The interview was given at a time when rumours of leakages of certain papers had started making the rounds, he argued.
Mr Bokhari then referred to an interview of Hussain Nawaz by Javed Chaudhry of Express News on March 7, 2016, in which he admitted that his brother Hassan had been doing business for 21 years in London and he provided money to his brother to establish his business.
Justice Khosa observed that it meant the son had been doing business since 1995 and said the individual (Hussain) who had admitted the ownership of the flats himself lived in Jeddah, Saudi Arabia.
Mr Bokhari said the prime minister in his speeches had claimed that the money had been generated through the sale of a factory in Jeddah, adding that the key point in the interview again was that there was no mention of the Qatari letter or any wish of Mohammad Sharif — the grandfather — that the London property should go to his grandson (Hussain).
He again referred to a Nov 17, 2009, interview of the prime minister by Hamid Mir and Sohail Warraich in which Mr Sharif stated that he had dissociated himself with the family business in 1997.
“Do we have any document or record of this disassociation?” Justice Khosa asked the counsel who replied in the negative.
Justice Khosa also recalled the speeches of the prime minister that when Ittefaq Factory had been nationalised in 1972, returned in 1979 and then closed down during the Musharraf regime, the family was left with not a single penny. Then they left for Jeddah and established a factory there. From where the funds came, Justice Khosa wondered.
He also referred to a television interview of Haroon Pasha, the financial adviser of Sharif’s business, in which he claimed that all the record and document about money transactions had been provided to the lawyer who would present it before the court.
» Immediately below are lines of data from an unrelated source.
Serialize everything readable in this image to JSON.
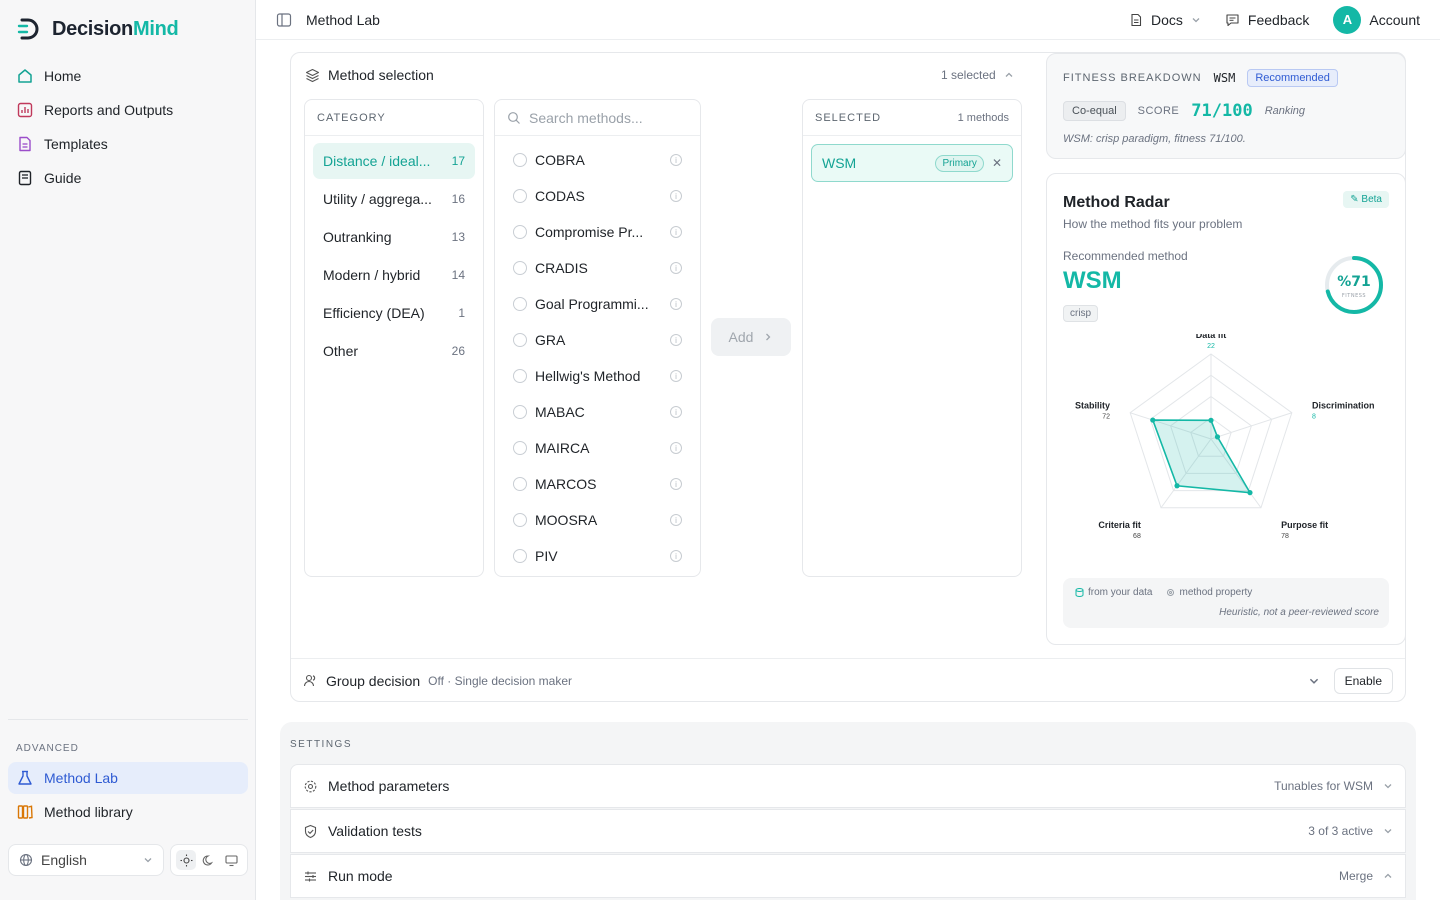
{
  "brand": {
    "part1": "Decision",
    "part2": "Mind"
  },
  "sidebar": {
    "items": [
      {
        "label": "Home",
        "icon": "home-icon"
      },
      {
        "label": "Reports and Outputs",
        "icon": "chart-icon"
      },
      {
        "label": "Templates",
        "icon": "template-icon"
      },
      {
        "label": "Guide",
        "icon": "book-icon"
      }
    ],
    "advanced_label": "ADVANCED",
    "advanced_items": [
      {
        "label": "Method Lab",
        "icon": "flask-icon"
      },
      {
        "label": "Method library",
        "icon": "library-icon"
      }
    ],
    "language": "English"
  },
  "header": {
    "title": "Method Lab",
    "docs": "Docs",
    "feedback": "Feedback",
    "avatar_letter": "A",
    "account": "Account"
  },
  "method_selection": {
    "title": "Method selection",
    "selected_count": "1 selected",
    "category_header": "CATEGORY",
    "categories": [
      {
        "label": "Distance / ideal...",
        "count": "17"
      },
      {
        "label": "Utility / aggrega...",
        "count": "16"
      },
      {
        "label": "Outranking",
        "count": "13"
      },
      {
        "label": "Modern / hybrid",
        "count": "14"
      },
      {
        "label": "Efficiency (DEA)",
        "count": "1"
      },
      {
        "label": "Other",
        "count": "26"
      }
    ],
    "search_placeholder": "Search methods...",
    "methods": [
      "COBRA",
      "CODAS",
      "Compromise Pr...",
      "CRADIS",
      "Goal Programmi...",
      "GRA",
      "Hellwig's Method",
      "MABAC",
      "MAIRCA",
      "MARCOS",
      "MOOSRA",
      "PIV"
    ],
    "add_label": "Add",
    "selected_header": "SELECTED",
    "selected_methods_count": "1 methods",
    "selected_item": {
      "name": "WSM",
      "badge": "Primary"
    }
  },
  "fitness": {
    "label": "FITNESS BREAKDOWN",
    "method": "WSM",
    "badge": "Recommended",
    "tag": "Co-equal",
    "score_label": "SCORE",
    "score": "71/100",
    "mode": "Ranking",
    "note": "WSM: crisp paradigm, fitness 71/100."
  },
  "radar": {
    "title": "Method Radar",
    "subtitle": "How the method fits your problem",
    "beta": "Beta",
    "rec_label": "Recommended method",
    "rec_name": "WSM",
    "rec_tag": "crisp",
    "gauge_value": "%71",
    "gauge_label": "FITNESS",
    "gauge_fraction": 0.71,
    "accent": "#14b8a6",
    "axes": [
      {
        "label": "Data fit",
        "value": 22
      },
      {
        "label": "Discrimination",
        "value": 8
      },
      {
        "label": "Purpose fit",
        "value": 78
      },
      {
        "label": "Criteria fit",
        "value": 68
      },
      {
        "label": "Stability",
        "value": 72
      }
    ],
    "legend_data": "from your data",
    "legend_property": "method property",
    "legend_note": "Heuristic, not a peer-reviewed score"
  },
  "group": {
    "label": "Group decision",
    "status": "Off · Single decision maker",
    "enable": "Enable"
  },
  "settings": {
    "label": "SETTINGS",
    "rows": [
      {
        "name": "Method parameters",
        "value": "Tunables for WSM"
      },
      {
        "name": "Validation tests",
        "value": "3 of 3 active"
      },
      {
        "name": "Run mode",
        "value": "Merge"
      }
    ]
  }
}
But when the court asked the prime minister’s former counsel (Salman Aslam Butt) about the record on Dec 9, 2016, he said he did not have any.
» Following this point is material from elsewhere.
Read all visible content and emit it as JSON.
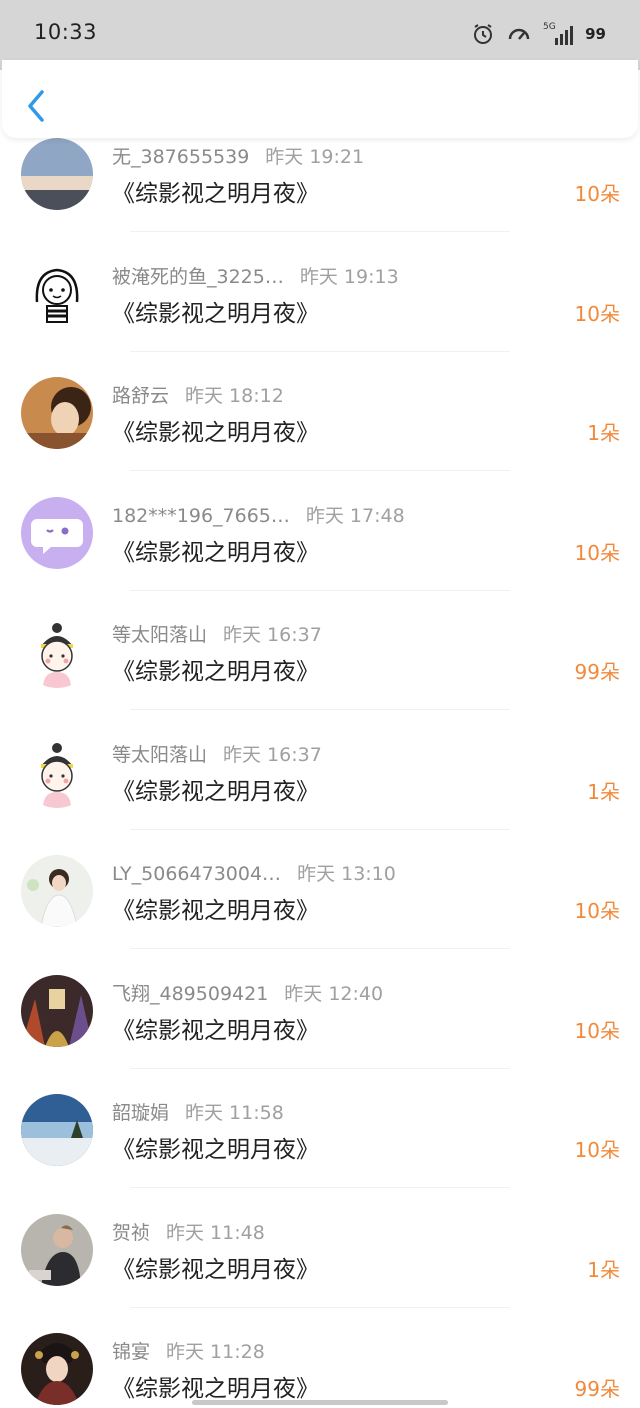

When Mr Bokhari tried to establish that Maryam was and still dependant of the prime minister as well as the beneficial owner of the London flats and that the prime minister was obliged to declare this fact in his statement of assets every year, Justice Khosa wondered whether the counsel was trying to establish that the prime minister as well as his children was not honest and whether he wanted disqualification of the prime minister or his children.
Mr Bokhari said he wanted disqualification of the prime minister, Finance Minister Ishaq Dar and retired Capt Safdar, the PM’s son-in-law, as the nomination papers of the children would automatically be challenged whenever they chose to contest elections in future.
Justice Ejaz Afzal repeatedly asked the counsel to define the term “dependant” and cite any judgement in this regard and said if Maryam owned expensive properties in London and when the petitioner argued that she was the beneficial owner then how could she be called dependant of the prime minister. Unless the word dependant was defined clearly, it would mean having a castle in the air, he observed.
The anxiety of the court as well as the interest generated in this case was because everybody needed to find the truth, Justice Saeed said, adding that the stand taken by the defendant, if not correct, did not automatically make the petitioner’s claim right.
“You still have to prove it,” the judge observed, adding that the court needed material evidence to show that they owned the properties before 2006.
“Do not make sweeping statements to tempt the court,” the judge said smilingly.